The 2013 Winter Wartrail

Words & Photos: Bruce Viaene

The 2013 Winter Wartrail will go down in the history books – and it won’t be because of the cold or the extremely low water levels.

The 2013 Winter Wartrail

This year’s Wartrail will be known for the howling, gale-force winds battering the brave racers, non-stop, for the entire three days. “This is Wartrail unplugged!”, declared Adrian Saffy (race organiser), on the eve before the mayhem unfolded. Followed by a low murmur, and a few cries of hysterical laughter, from the small band of athletes huddled in the Lady Grey Mountain View Lodge. Wartrail is a mental game and without being somewhat “touched” you will not be able to traverse the Witteberg Mountains, cycle your way up and down some treacherous passes along the border between South Africa and Lesotho or paddle the freezing Orange River to the finish line. Defending champ, and all round adventure man, Craig Carter-Brown came back to defend his title against a mired of hardened athletes. With an overall time of 18h:02, Craig was able to secure his title for another year. “ Ja... It’s nice to win the Wartrail. But it’s one of those races that you just want to get to - and to be out there.” commented Craig.


Day One: 65km Trek

Athletes stood under the Race Food arch in the sleepy town of Lady Grey in the Eastern Cape at 04:00. Only in another two and half hours would they only be able to switch off their head torches as the sun would start to rise. Little white lights danced on the mountainous skyline as the runners methodically worked their way along the ridge. For some, this day would end just after noon. For others, they would need to switch on those head torches again and descend into Balloch Farm in the dark. “15 hours on my feet is almost indescribable. Although I was expecting to take that long (or longer), actually doing it was a different story” said Timothy Ross. “Adrian sweeping us along really helped. His experience and motivation was fantastic and really helped those of us taking our time to get to the end”. Asked if he would do it again, Timothy replies easily, “The experience, spirit and beauty of the outdoors were one hundred percent worth it - I would do it again, even knowing that it would take that long a second time around.”


Day Two: 135km Mountain Bike

After a good and much needed night’s rest, the warriors arose from their tents hidden in the cave that provided shelter from the unrelenting wind to jump on their bikes and begin the cycle over Lundean’s Nek. Within an hour, Adrian Saffy had been blown off his bike twice by the wind whilst climbing the pass.


Craig Carter-Brown led the 135km cycle leg from Balloch Farm to a small remote village Mdlokovane . “It was a hot, lonely ride with some terrible corrugations in the road caused by the wind”, said an exhausted Craig. Every athlete echoed those words as the only way to miss the corrugation is to ride on the footpaths on the side of the road which have been carved out by the local herdsmen’s and the occasional donkey.

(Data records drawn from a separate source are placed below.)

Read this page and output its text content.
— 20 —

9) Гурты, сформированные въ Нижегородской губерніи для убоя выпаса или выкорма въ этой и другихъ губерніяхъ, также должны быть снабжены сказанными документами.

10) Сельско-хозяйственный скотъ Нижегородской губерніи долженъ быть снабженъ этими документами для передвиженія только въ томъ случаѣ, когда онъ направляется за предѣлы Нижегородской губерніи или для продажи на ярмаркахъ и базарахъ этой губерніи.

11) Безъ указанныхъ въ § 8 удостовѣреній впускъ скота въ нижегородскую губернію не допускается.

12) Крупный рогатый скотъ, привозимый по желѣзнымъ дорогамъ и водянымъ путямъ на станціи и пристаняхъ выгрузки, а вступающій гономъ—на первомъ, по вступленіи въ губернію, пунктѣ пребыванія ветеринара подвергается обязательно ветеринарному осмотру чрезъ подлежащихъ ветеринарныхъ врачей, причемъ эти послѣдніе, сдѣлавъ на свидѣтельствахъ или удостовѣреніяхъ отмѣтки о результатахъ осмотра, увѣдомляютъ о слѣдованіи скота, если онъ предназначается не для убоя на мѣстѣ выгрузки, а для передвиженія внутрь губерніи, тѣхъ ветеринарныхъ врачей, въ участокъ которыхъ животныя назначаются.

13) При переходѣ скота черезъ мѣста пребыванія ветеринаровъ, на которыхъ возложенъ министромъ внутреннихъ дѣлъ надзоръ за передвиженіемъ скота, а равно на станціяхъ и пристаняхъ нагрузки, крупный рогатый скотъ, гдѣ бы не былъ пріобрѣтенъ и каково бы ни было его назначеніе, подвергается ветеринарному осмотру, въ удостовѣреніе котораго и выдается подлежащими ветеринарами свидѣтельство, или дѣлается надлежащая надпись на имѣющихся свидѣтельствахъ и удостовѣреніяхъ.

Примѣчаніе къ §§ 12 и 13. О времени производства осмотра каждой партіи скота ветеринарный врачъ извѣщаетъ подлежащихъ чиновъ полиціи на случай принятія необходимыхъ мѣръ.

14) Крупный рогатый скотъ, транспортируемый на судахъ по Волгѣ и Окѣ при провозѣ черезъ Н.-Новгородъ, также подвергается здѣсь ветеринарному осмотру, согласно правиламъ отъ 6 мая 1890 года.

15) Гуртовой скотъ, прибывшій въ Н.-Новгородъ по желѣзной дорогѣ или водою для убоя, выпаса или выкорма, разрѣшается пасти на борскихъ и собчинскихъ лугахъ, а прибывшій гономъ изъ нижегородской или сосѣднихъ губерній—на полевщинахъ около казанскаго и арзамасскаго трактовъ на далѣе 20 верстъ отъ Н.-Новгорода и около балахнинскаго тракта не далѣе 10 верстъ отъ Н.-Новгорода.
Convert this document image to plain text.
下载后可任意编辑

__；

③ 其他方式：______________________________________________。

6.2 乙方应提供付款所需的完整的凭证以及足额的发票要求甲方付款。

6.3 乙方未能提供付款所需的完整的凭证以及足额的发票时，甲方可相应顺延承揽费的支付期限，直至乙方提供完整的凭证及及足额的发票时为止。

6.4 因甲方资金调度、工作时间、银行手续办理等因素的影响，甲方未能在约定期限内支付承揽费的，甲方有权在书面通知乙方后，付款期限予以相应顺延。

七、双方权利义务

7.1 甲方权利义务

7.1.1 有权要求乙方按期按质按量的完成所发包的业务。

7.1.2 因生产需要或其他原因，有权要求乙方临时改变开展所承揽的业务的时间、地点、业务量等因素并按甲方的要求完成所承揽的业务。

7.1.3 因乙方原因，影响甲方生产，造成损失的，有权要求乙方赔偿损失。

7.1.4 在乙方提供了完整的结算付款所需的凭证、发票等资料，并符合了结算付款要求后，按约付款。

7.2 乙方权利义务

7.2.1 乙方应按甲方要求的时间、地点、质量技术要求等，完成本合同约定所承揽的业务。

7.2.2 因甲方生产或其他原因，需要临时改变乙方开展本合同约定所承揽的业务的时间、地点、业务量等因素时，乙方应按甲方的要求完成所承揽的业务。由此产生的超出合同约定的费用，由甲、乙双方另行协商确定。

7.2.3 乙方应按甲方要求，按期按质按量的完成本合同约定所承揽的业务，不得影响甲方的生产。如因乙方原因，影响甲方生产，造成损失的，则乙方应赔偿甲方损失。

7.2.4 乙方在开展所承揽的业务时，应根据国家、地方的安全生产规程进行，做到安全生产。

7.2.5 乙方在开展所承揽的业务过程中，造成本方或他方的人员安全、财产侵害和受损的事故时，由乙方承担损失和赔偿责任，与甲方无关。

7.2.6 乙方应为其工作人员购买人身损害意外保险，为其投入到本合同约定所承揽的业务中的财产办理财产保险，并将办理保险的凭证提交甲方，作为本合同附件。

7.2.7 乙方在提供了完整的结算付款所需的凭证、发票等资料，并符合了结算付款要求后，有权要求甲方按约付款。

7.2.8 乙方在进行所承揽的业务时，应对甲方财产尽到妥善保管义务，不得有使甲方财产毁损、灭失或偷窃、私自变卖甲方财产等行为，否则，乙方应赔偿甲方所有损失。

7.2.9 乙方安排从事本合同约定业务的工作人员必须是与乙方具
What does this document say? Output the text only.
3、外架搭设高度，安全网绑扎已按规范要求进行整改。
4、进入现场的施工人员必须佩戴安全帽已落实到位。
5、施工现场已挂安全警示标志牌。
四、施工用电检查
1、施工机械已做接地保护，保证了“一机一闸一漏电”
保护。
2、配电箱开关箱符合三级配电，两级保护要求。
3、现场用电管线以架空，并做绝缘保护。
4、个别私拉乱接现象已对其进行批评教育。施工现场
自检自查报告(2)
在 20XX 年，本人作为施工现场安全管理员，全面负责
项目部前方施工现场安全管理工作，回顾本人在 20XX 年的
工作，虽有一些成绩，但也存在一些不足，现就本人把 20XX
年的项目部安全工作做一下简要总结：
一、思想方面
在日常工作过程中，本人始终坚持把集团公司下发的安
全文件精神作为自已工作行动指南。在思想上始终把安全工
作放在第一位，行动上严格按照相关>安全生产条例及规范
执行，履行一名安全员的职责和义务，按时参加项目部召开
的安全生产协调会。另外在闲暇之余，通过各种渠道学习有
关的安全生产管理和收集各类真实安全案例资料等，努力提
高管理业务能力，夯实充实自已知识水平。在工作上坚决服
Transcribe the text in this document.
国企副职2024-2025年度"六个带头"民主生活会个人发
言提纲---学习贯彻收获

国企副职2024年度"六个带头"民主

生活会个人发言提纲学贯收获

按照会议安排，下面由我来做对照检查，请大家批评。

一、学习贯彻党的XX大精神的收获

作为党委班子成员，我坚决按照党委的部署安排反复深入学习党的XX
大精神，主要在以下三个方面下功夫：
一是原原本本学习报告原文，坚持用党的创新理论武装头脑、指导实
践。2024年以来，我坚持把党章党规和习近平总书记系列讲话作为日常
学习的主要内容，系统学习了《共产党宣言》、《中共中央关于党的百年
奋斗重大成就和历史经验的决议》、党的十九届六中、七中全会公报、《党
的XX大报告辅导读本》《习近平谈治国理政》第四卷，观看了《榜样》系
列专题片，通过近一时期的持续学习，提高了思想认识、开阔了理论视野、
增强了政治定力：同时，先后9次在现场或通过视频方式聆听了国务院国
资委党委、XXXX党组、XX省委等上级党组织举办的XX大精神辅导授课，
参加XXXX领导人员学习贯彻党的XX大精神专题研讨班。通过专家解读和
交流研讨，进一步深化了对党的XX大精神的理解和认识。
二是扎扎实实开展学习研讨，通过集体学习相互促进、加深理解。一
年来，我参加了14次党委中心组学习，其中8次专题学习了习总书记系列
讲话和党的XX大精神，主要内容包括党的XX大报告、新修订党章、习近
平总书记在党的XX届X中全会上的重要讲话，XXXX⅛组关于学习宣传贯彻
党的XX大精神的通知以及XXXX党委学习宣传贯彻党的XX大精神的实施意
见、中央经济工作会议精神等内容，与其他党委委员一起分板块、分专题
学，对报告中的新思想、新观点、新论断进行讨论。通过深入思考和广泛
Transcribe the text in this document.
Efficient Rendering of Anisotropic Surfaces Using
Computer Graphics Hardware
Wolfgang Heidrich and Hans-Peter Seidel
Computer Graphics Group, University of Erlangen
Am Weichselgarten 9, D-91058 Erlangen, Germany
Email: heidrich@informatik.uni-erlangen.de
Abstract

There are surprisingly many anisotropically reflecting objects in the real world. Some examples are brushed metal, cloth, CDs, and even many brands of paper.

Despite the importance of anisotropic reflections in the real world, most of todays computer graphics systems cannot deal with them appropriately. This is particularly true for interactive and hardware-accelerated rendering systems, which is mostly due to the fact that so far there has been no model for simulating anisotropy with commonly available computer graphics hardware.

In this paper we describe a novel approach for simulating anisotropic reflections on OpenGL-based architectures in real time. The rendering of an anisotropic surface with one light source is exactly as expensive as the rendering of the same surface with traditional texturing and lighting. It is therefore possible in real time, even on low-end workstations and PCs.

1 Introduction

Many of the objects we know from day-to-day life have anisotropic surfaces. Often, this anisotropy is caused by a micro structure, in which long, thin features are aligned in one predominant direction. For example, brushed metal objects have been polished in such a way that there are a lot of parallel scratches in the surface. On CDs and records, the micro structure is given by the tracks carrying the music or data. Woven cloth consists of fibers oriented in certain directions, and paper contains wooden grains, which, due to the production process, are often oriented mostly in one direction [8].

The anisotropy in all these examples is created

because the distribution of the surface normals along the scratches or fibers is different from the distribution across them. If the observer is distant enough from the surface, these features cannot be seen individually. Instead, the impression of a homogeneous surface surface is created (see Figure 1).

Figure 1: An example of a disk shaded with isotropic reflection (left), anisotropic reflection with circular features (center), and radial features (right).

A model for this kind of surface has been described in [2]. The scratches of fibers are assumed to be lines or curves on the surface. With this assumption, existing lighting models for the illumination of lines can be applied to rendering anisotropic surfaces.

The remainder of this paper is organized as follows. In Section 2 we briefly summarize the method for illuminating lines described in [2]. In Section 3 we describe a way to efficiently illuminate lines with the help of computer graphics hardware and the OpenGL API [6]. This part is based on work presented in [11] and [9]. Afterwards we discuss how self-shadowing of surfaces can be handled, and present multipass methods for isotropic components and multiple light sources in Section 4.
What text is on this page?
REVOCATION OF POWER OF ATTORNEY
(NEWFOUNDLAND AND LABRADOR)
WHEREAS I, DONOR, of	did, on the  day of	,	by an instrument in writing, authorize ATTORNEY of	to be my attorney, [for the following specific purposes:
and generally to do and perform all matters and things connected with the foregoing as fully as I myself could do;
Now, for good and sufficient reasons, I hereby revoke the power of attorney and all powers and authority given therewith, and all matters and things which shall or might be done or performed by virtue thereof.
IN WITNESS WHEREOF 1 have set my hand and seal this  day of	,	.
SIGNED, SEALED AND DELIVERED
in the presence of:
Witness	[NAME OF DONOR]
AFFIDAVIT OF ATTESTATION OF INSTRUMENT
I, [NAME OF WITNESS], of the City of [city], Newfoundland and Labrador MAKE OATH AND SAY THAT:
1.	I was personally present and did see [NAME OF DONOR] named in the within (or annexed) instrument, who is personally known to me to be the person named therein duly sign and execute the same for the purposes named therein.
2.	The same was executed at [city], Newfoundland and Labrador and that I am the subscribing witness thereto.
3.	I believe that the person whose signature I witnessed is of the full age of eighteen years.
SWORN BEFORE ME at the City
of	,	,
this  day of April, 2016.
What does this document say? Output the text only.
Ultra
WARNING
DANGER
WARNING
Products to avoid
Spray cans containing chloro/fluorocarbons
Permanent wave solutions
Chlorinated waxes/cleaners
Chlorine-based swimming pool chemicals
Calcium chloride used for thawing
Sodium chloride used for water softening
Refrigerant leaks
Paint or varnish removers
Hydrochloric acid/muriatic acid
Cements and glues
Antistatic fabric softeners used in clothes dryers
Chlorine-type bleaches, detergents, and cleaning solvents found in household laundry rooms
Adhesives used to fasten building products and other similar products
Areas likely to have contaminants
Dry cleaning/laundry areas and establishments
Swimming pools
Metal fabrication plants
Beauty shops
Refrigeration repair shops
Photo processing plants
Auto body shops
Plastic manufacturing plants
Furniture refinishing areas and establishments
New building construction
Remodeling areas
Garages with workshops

With a bit more life in the ever shrinking group of adventurers, war stories were told fiercely around a plate of hot food and their cherished hot chocolate.


Day Three: 65km 35km Paddle:

Due to the drought that the upper Eastern Cape has experienced, water levels were at an all time low. Race Directors, Mike De Haast and Adrian Saffy, made the call to shorten the paddling leg to 35km due to little or no water in the usually mighty Orange River. From racing snake K1 kayaks to battered boats and heavy plastic moulded canoes: each paddler’s chosen craft reflecting their paddling expertise – or lack thereof. With the likes of Shaun Biggs and Clint “Lightee” Pretorius, this was not going to be a slow day. The average onlooker would think this is the start of the prestigious Dusi Canoe Marathon, not Day 3 of one of the toughest staged multi day adventure races. Blades flying through the water, flicking up green emeralds of freezing water in the eyes the less enthusiastic paddlers. Clint was the first boat home followed by Robert Chrichton, Shaun Biggs and eventual race winner, Craig Carter-Brown. “I reckon it was more than 35 kilometres”, noted Clint Pretorius. “We had to zig-zag our way down the river and dodge the sand banks that are normally covered by water”
Throughout the morning lonely crafts made their way to the finish line. Some were ecstatic, others emotionless – trying to digest the past three days, trying to understand their accomplishment. Those who have conquered a Wartrail know that it is not something you can easily talk about because if you haven’t done it, you have never really lived.


Without the help of the marshals, medic team and of course the local communities opening up their hearts and land to each racer, this would not have been possible.